Je contemplais l’objet ouvert sur la table ; je savais maintenant son usage simple, suggéré par sa forme.

« Mon ignorance vous fait plaisir ?

— Oui. Elle me soulage, comme si la prophétie de mon oncle s’accomplissait : nous allons pouvoir en finir. La dernière fois que je l’ai vu, c’était en prison. Cela a duré quelques minutes, on m’avait fait entrer dans sa cellule, on nous a laissés seuls, on ne m’a pas regardé en face au moment de tourner les clés et de pousser les portes. Il était condamné à mort, à l’isolement, mais il y avait la loi et il y avait la fidélité. On m’a fait entrer pour que je le voie une dernière fois, on m’a dit de faire vite et de ne jamais rien dire. Il regrettait de ne plus avoir avec lui son exemplaire de l’Odyssée. Il savait le poème par cœur à ce moment-là, il en avait enfin fini avec la tâche de l’apprendre, mais il aurait voulu le sentir à portée de main, comme pendant les vingt ans qui venaient de s’achever. Là, à la prison, nous n’avions pas grand-chose à dire sur les événements, un haussement d’épaules suffisait à exprimer l’effondrement de tout, ou bien il aurait fallu une vie entière de récriminations ; alors il m’a parlé de l’Odyssée, et de sa fin. À la fin, Ulysse et Pénélope ont le “bonheur de retrouver leur couche et ses droits d’autrefois”. Et, lorsqu’ils ont joui des plaisirs de l’amour, ils s’adonnent aux plaisirs de la parole. Mais cela ne s’achève pas ainsi. Ulysse doit repartir avec sur l’épaule la rame bien polie d’un navire. Quand il parviendra dans un lieu où on lui demandera pourquoi il a sur l’épaule une pelle à grains, quand il sera assez loin pour qu’on n’ait plus idée de ce qu’est la rame d’un navire, il pourra s’arrêter, planter la rame dans le sol comme un arbre, et rentrer chez lui mourir de vieillesse, paisiblement.

« Mon oncle s’attristait de ne pas connaître cette fin d’apaisement et d’oubli, quand les outils ne seraient plus reconnus. À ce moment-là, tout le monde tuait tout le monde. Tout le monde avait appris à tuer et s’attendait à l’être. Les armes circulaient dans Alger, tout le monde en avait, tout le monde s’en servait. Alger était un chaos, un labyrinthe de sang, on s’entretuait dans les rues, dans les appartements, on torturait dans les caves, on jetait des cadavres à la mer, on les enterrait dans les jardins.

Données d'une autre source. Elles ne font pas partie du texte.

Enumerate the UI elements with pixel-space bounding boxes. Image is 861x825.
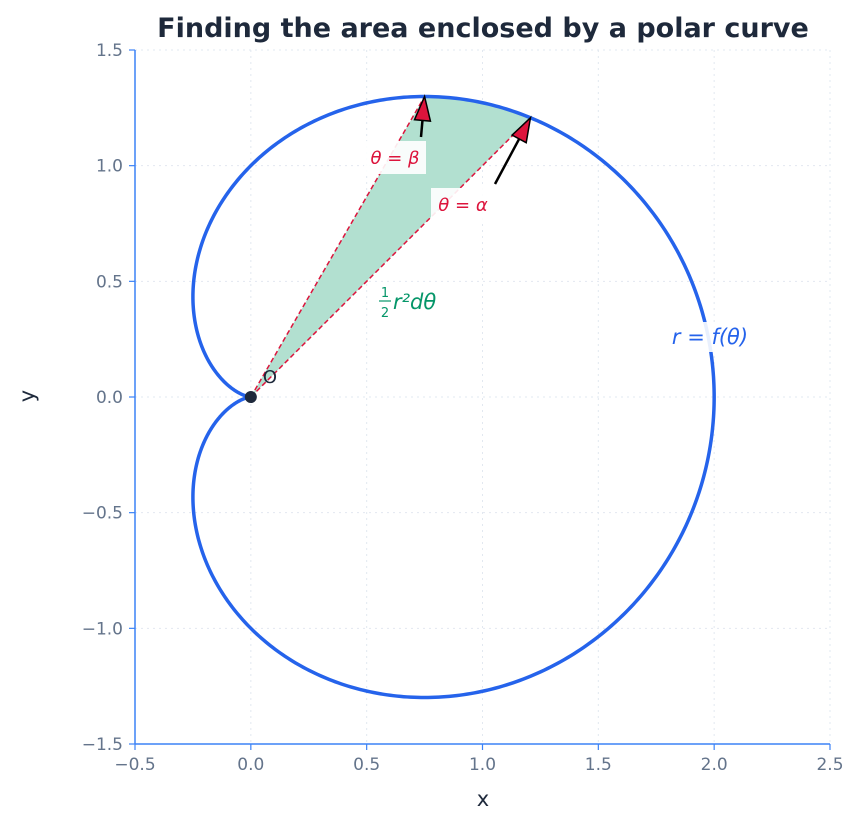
alpha-arrow-head xyxy=(510,115,532,144)
alpha-arrow-shaft xyxy=(493,138,521,185)
beta-arrow-shaft xyxy=(419,120,424,138)
x-tick-label-4: 1.5 xyxy=(585,755,612,775)
element-label: r²dθ xyxy=(393,290,436,314)
chart-title: Finding the area enclosed by a polar cur… xyxy=(157,13,809,44)
beta-label: θ = β xyxy=(370,148,419,169)
alpha-label: θ = α xyxy=(438,195,488,216)
x-tick-label-2: 0.5 xyxy=(353,755,380,775)
y-tick-label-4: 0.5 xyxy=(96,272,123,292)
tick-labels: −0.5 0.0 0.5 1.0 1.5 2.0 2.5 −1.5 −1.0 −0.5 0.0 0.5… xyxy=(82,41,844,775)
y-tick-label-2: −0.5 xyxy=(82,504,123,524)
x-axis-label: x xyxy=(477,787,489,811)
y-tick-label-5: 1.0 xyxy=(96,157,123,177)
beta-arrow-head xyxy=(413,94,432,122)
annotations: θ = β θ = α 1 2 r²dθ r = f(θ) xyxy=(364,94,754,352)
origin-point xyxy=(244,391,257,403)
curve-label-box xyxy=(666,322,754,352)
y-tick-label-6: 1.5 xyxy=(96,41,123,61)
x-tick-label-1: 0.0 xyxy=(237,755,264,775)
alpha-label-box xyxy=(431,188,495,221)
y-tick-label-3: 0.0 xyxy=(96,388,123,408)
y-tick-label-1: −1.0 xyxy=(82,619,123,639)
y-axis-label: y xyxy=(15,390,39,402)
beta-label-box xyxy=(364,141,426,174)
origin-label: O xyxy=(263,367,277,388)
x-tick-label-3: 1.0 xyxy=(469,755,496,775)
x-tick-label-6: 2.5 xyxy=(816,755,843,775)
element-frac-denominator: 2 xyxy=(381,306,389,321)
element-frac-numerator: 1 xyxy=(381,286,389,301)
x-tick-label-5: 2.0 xyxy=(701,755,728,775)
ray-alpha xyxy=(250,117,532,398)
sector-fill xyxy=(250,96,531,398)
curve-label: r = f(θ) xyxy=(672,325,748,349)
y-tick-label-0: −1.5 xyxy=(82,735,123,755)
x-tick-label-0: −0.5 xyxy=(114,755,155,775)
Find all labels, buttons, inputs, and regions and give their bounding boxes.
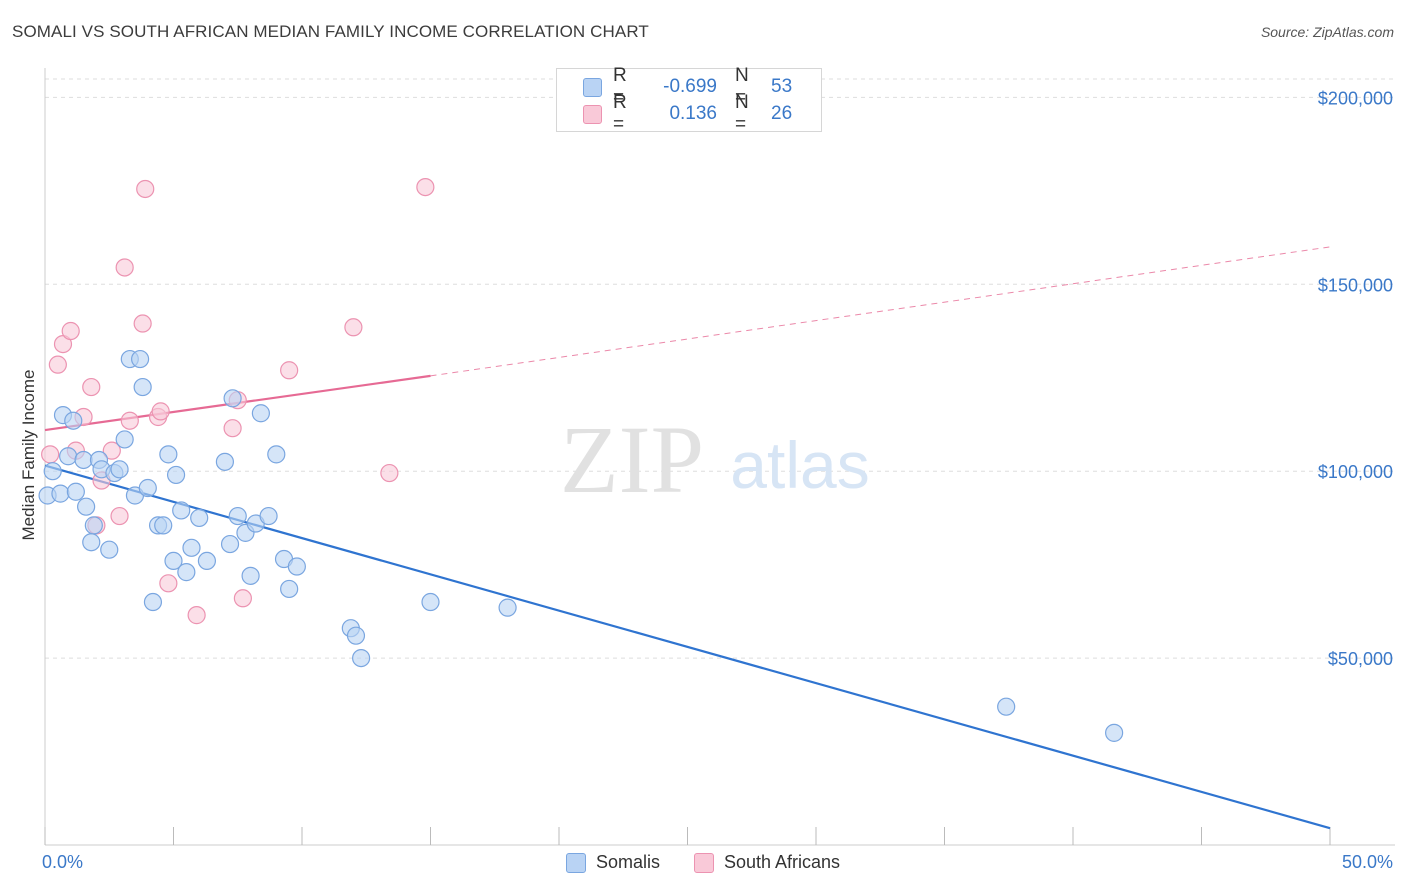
n-label: N = <box>735 65 749 108</box>
y-tick-label: $200,000 <box>1318 88 1393 108</box>
point-south-african <box>344 318 363 337</box>
point-south-african <box>120 411 139 430</box>
point-somali <box>74 450 93 470</box>
legend-label-south-africans: South Africans <box>723 852 841 872</box>
point-south-african <box>110 506 129 526</box>
point-somali <box>100 540 119 559</box>
point-somali <box>115 430 134 449</box>
legend-swatch-somalis <box>565 852 586 873</box>
legend-label-somalis: Somalis <box>595 852 660 872</box>
point-somali <box>164 551 183 571</box>
point-south-african <box>380 463 399 483</box>
point-somali <box>352 648 371 668</box>
axes-layer <box>44 68 1395 846</box>
legend-item-south-africans[interactable]: South Africans <box>693 852 841 873</box>
point-south-african <box>223 419 242 438</box>
point-somali <box>280 579 299 599</box>
point-somali <box>220 534 240 554</box>
point-somali <box>130 349 150 369</box>
point-south-african <box>133 314 152 333</box>
point-south-african <box>115 258 134 277</box>
chart-title: SOMALI VS SOUTH AFRICAN MEDIAN FAMILY IN… <box>12 22 649 41</box>
point-south-african <box>187 606 206 625</box>
point-somali <box>1105 723 1124 742</box>
point-somali <box>64 411 83 430</box>
watermark-zip: ZIP <box>560 406 704 513</box>
point-south-african <box>48 355 67 374</box>
point-somali <box>997 697 1016 716</box>
trend-line-south-africans-extension <box>430 246 1331 377</box>
legend-item-somalis[interactable]: Somalis <box>565 852 660 873</box>
point-somali <box>177 563 196 582</box>
point-south-african <box>159 574 178 593</box>
point-somali <box>346 626 366 645</box>
data-points <box>38 177 1124 742</box>
point-somali <box>138 478 157 498</box>
chart-legend: Somalis South Africans <box>0 852 1406 873</box>
point-somali <box>251 404 270 423</box>
point-somali <box>172 501 191 520</box>
x-tick-label-max: 50.0% <box>1342 852 1393 872</box>
stats-swatch-somalis <box>583 77 602 97</box>
point-somali <box>59 447 78 466</box>
legend-swatch-south-africans <box>693 852 714 873</box>
point-somali <box>166 465 186 485</box>
r-label: R = <box>613 92 627 135</box>
point-south-african <box>280 361 299 380</box>
point-south-african <box>416 177 435 197</box>
y-tick-label: $50,000 <box>1328 649 1393 669</box>
point-somali <box>159 445 178 464</box>
point-somali <box>66 482 85 501</box>
stats-swatch-south-africans <box>583 104 602 124</box>
y-axis-label: Median Family Income <box>19 369 38 540</box>
y-tick-label: $150,000 <box>1318 275 1393 295</box>
point-somali <box>143 592 163 612</box>
watermark: ZIP atlas <box>560 406 870 513</box>
point-somali <box>133 377 152 397</box>
n-label: N = <box>735 92 749 135</box>
point-somali <box>43 462 62 481</box>
watermark-atlas: atlas <box>730 428 869 502</box>
r-value-somalis: -0.699 <box>663 76 717 97</box>
point-somali <box>110 460 129 479</box>
point-somali <box>223 389 242 408</box>
n-value-somalis: 53 <box>771 76 793 97</box>
point-somali <box>182 538 201 557</box>
point-somali <box>498 598 517 617</box>
y-tick-label: $100,000 <box>1318 462 1393 482</box>
point-somali <box>421 592 440 612</box>
point-somali <box>267 445 286 464</box>
r-value-south-africans: 0.136 <box>669 103 717 124</box>
source-label: Source: ZipAtlas.com <box>1260 24 1394 40</box>
point-somali <box>51 484 70 503</box>
point-somali <box>241 566 260 585</box>
point-somali <box>287 557 306 576</box>
point-somali <box>215 452 234 471</box>
r-label: R = <box>613 65 627 108</box>
point-somali <box>77 497 96 516</box>
point-somali <box>259 506 278 526</box>
tick-labels: Median Family Income $50,000 $100,000 $150… <box>19 88 1393 872</box>
x-tick-label-min: 0.0% <box>42 852 83 872</box>
point-somali <box>154 516 173 535</box>
stats-box: R = -0.699 N = 53 R = 0.136 N = 26 <box>556 65 822 135</box>
point-south-african <box>102 441 121 460</box>
n-value-south-africans: 26 <box>771 103 793 124</box>
point-south-african <box>151 402 170 421</box>
point-somali <box>84 516 103 535</box>
point-somali <box>228 506 247 526</box>
point-south-african <box>136 179 155 199</box>
point-south-african <box>233 589 252 608</box>
point-south-african <box>82 377 101 397</box>
point-somali <box>190 508 209 528</box>
point-south-african <box>41 445 60 464</box>
point-somali <box>82 533 101 552</box>
point-somali <box>197 551 217 571</box>
point-south-african <box>61 321 80 341</box>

Et tous ceux qui fuyaient en France apportaient des armes dans leurs pauvres bagages, emportaient le souvenir terrifié de toutes les armes qu’ils avaient vues. Ils les reconnaîtraient leur vie durant, ils n’oublieraient rien, cela ferait autour de leur cœur une cage trop étroite qui l’empêcherait de battre. Nous ne retrouverons la paix que quand tout le monde aura oublié cette guerre de vingt ans où l’on enseignait le piège, le meurtre, et la douleur infligée, comme autant de techniques de bricolage. Mon oncle savait qu’il ne connaîtrait pas cette paix, il n’en aurait pas le temps. Il avait fini d’apprendre son livre, et il savait que c’était la fin. Nous nous sommes dit adieu et je suis sorti de sa cellule, on a fermé la porte et on m’a raccompagné sans me regarder.